Dan jangan menantang taqdir. Perhatikan dialog iblis dengan Nabi Isa
'aläîhisalam yang terdapat dalam Kitab Al Adzkiyaa’ karya Al Imam Abul Faraj
Ibnul Jauzy (508-597), Mufti Agung Madzhab Hambali di masa Daulah ‘Abbasiyah.
Iblis pernah datang menemui Nabiyyullah ‘Isa ‘alaihissalam. Berkatalah
si terlaknat : “Hai putra Maryam ! Bukankah engkau yakin, bahwa segala yang tak
ditakdirkan oleh Allah, tidak akan menimpamu ?”
“Ya,”
Jawab Al Masih ‘alaihissalam.
Si iblis berkata : “Kalau begitu, coba engkau naik ke gunung ini lalu
terjun dari atas gunung ini. Kalau Allah menakdirkan selamat, pasti engkau akan
selamat.”
Dengan tenang Isa putra Maryam ‘alaihissalam menjawab : “Hai makhluq
laknat !, sesungguhnya Allah berhak menguji para hamba-Nya. Tapi seorang hamba
tidak punya hak sama sekali untuk menguji Allah !”

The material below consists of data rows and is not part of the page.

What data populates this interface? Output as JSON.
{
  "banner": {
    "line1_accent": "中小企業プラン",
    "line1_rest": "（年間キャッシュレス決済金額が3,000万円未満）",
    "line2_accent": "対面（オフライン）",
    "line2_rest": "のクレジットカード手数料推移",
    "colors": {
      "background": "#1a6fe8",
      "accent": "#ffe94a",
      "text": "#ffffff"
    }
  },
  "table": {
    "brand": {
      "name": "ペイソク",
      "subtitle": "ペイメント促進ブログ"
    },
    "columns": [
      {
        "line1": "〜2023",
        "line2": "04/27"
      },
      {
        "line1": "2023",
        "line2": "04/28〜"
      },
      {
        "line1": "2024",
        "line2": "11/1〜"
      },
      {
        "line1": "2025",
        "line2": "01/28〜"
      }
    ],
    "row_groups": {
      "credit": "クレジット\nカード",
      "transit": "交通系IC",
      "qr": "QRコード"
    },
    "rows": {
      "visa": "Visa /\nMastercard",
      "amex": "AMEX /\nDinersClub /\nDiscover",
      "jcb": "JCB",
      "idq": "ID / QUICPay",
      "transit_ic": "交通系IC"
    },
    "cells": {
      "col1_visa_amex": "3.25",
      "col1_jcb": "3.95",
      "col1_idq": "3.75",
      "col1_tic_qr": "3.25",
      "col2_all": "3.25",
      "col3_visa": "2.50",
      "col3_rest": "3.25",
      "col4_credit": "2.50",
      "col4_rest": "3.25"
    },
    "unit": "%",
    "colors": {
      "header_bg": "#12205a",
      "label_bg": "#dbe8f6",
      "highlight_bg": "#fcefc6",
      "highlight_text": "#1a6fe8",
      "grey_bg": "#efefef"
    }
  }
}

(Telah diriwayatkan oleh Imam Ahmad dalam kitab Al Zuhd)
Menguji, yakni menguji apakah Allah menakdirkan begitu atau begini.
Jadi jangan dengan dalih mati itu takdir, sakit itu takdir, musibah itu
takdir, lantas ketika kita tahu di suatu tempat ada bahaya, kita malah
mendatanginya.
Menghindari mudharat harus di dahulukan di banding mengambil
manfaat, sebagai mana kaidah fiqih
mengatakan :
دَرْءُ الْمَفَاسِدِ أَوْلَى مِنْ جَلْبِ
الْمَصَالِحِ
“Menghilangkan kemudharatan itu lebih didahulukan daripada Mengambil
sebuah kemaslahatan.”
Berusaha dahulu, barulah kemudian tawakal. Allahu 'alam.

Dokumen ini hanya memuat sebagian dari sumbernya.